Por que a Ásia cresce o dobro que a América Latina, e
cresce de maneira sustentada, enquanto a variação de nossos PIBs assemelha-se
ao gráfico de um eletrocardiograma? Por que, enquanto engatinhamos, países que
igualmente ingressaram tardiamente na
revolução industrial, como Coreia, Índia e China, nos superaram?
Por que o Brasil que pôde criar a EMBRAPA, a Petrobras
e a EMBRAER, ou seja, promover avanços pontuais, como a produtividade do
plantio de soja, não consegue estender essas experiências ao conjunto da
economia?
Por que não conseguimos agregar valor à produção de
grãos? Por que, exportando dois terços do ferro consumido pelo mundo, somos
responsáveis por apenas 2% do comércio de aço? Por que importamos trilho –cuja
produção não exige tecnologia avançada, inovações ou patentes– e manufaturas
sofisticadas da China, país que há menos de 70 anos vivia num regime
semi-feudal e que só há pouco mais de duas décadas iniciou seu processo de
industrialização, para hoje ser reconhecido como a segunda potencia econômica
do mundo?
Por que apenas em 2012 entrou em operação a primeira
fábrica de chip do Brasil, e a Índia é, há mais de uma década, um dos maiores
centros produtores de software? Essa mesma Índia, país teoricamente inviável —
mal liberto do colonialismo inglês (1947), mal saído da perda do Paquistão
(mantida, porém, a beligerância), dividido em castas, em centenas de línguas e
seitas religiosas, e com território relativamente escasso em face de sua
população– produz mais engenheiros e cientistas que toda a América Latina.
O que a experiência
desses povos tem a nos ensinar?
Todos esses países que se desenvolveram tão
rapidamente, conheceram o papel indutor do Estado. No Brasil dos dois Fernando,
esse papel foi reduzido a quase nada, e o arcaísmo neoliberal impôs a
desregulamentação, com nossa adesão (rompida no primeiro governo Lula) ao ‘consenso
de Washington’. O desenvolvimento havia sido trocado por um não-desenvolvimento
(em nome do combate à inflação) associado a profundo processo de
desnacionalização, este, é preciso reconhecer, ainda não estancado.

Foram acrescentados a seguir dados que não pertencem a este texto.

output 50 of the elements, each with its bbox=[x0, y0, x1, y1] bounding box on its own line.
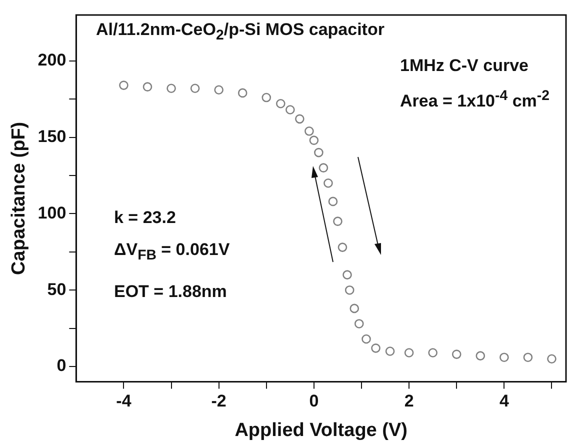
y-tick-label: 50 bbox=[47, 280, 66, 299]
annotation: ΔV$_{FB}$ = 0.061V bbox=[114, 240, 230, 264]
point bbox=[214, 85, 224, 95]
y-tick-label: 0 bbox=[56, 356, 66, 376]
x-tick-label: 2 bbox=[404, 392, 414, 411]
point bbox=[350, 304, 360, 314]
y-axis-title: Capacitance (pF) bbox=[8, 122, 30, 275]
point bbox=[286, 105, 295, 114]
point bbox=[328, 196, 338, 206]
x-tick-label: -4 bbox=[116, 392, 132, 411]
point bbox=[276, 98, 286, 108]
point bbox=[354, 319, 364, 328]
y-tick-label: 200 bbox=[38, 50, 66, 70]
annotation: 1MHz C-V curve bbox=[400, 56, 528, 76]
point bbox=[314, 148, 324, 158]
point bbox=[385, 346, 395, 356]
y-tick-label: 150 bbox=[38, 126, 66, 146]
point bbox=[342, 270, 352, 280]
annotation: EOT = 1.88nm bbox=[114, 282, 227, 302]
x-tick-label: 4 bbox=[499, 392, 510, 411]
point bbox=[166, 84, 176, 94]
point bbox=[295, 114, 304, 124]
chart-title: Al/11.2nm-CeO$_{2}$/p-Si MOS capacitor bbox=[96, 20, 384, 44]
point bbox=[476, 351, 486, 360]
point bbox=[338, 242, 348, 252]
point bbox=[262, 92, 272, 102]
point bbox=[318, 163, 328, 172]
point bbox=[500, 352, 509, 362]
point bbox=[371, 344, 380, 353]
point bbox=[362, 334, 371, 344]
annotation: k = 23.2 bbox=[114, 208, 176, 228]
point bbox=[523, 352, 533, 362]
point bbox=[452, 350, 462, 359]
point bbox=[547, 354, 556, 364]
x-axis-title: Applied Voltage (V) bbox=[234, 420, 408, 441]
point bbox=[238, 88, 248, 98]
x-tick-label: 0 bbox=[309, 392, 319, 411]
annotation: Area = 1x10$^{-4}$ cm$^{-2}$ bbox=[400, 88, 550, 112]
point bbox=[428, 348, 438, 358]
point bbox=[309, 136, 319, 145]
point bbox=[304, 126, 314, 136]
point bbox=[142, 82, 152, 92]
point bbox=[119, 80, 128, 90]
point bbox=[333, 216, 342, 226]
point bbox=[324, 178, 333, 188]
x-tick-label: -2 bbox=[211, 392, 226, 411]
point bbox=[404, 348, 414, 358]
point bbox=[344, 285, 354, 295]
y-tick-label: 100 bbox=[38, 203, 66, 222]
point bbox=[190, 84, 200, 94]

Nesse mesmo período, os países asiáticos
investiram na base educacional de sua
força de trabalho, de que é mero indicador a formação de engenheiros. O Brasil
(praticamente 200 milhões de habitantes) forma 30 mil engenheiros por ano. A
Coreia (50 milhões de habitantes) 80 mil.
Entre nós o ensino de primeiro e segundo graus é uma
tragédia, e a massificação do ensino superior se faz através da escola privada
mercantil de baixíssima qualidade e nenhum investimento em pesquisa (apenas um
dado: 90% dos formados em Direito, um curso relativamente fácil e barato, são
reprovados no exame da OAB). Se todas as profissões exigissem exame
prévio… Enquanto no Brasil a regra para
o ingresso do capital estrangeiro foi e é a de porteira aberta e agradecida, na
China, por exemplo, onde capital é benvindo mas é condicionado, ele precisa
estar associado a um empreendimento local e tem que aportar tecnologia.
Apesar dos esforços e avanços recentes, é necessário
reconhecer que ainda nos achamos a uma boa distância de nos tornarmos um país de letrados e numerados (aí está o
desempenho dos nossos egressos do ensino médio em português e matemática…), e
no que tange a projeto nacional e planejamento de longo prazo (que implica
opções estratégicas) não temos mais que fragmentos, esboços e intenções. Em tal
quadro, pouco adianta pedir a norte-americanos, chineses e coreanos que se
contenham na defesa dos seus próprios interesses.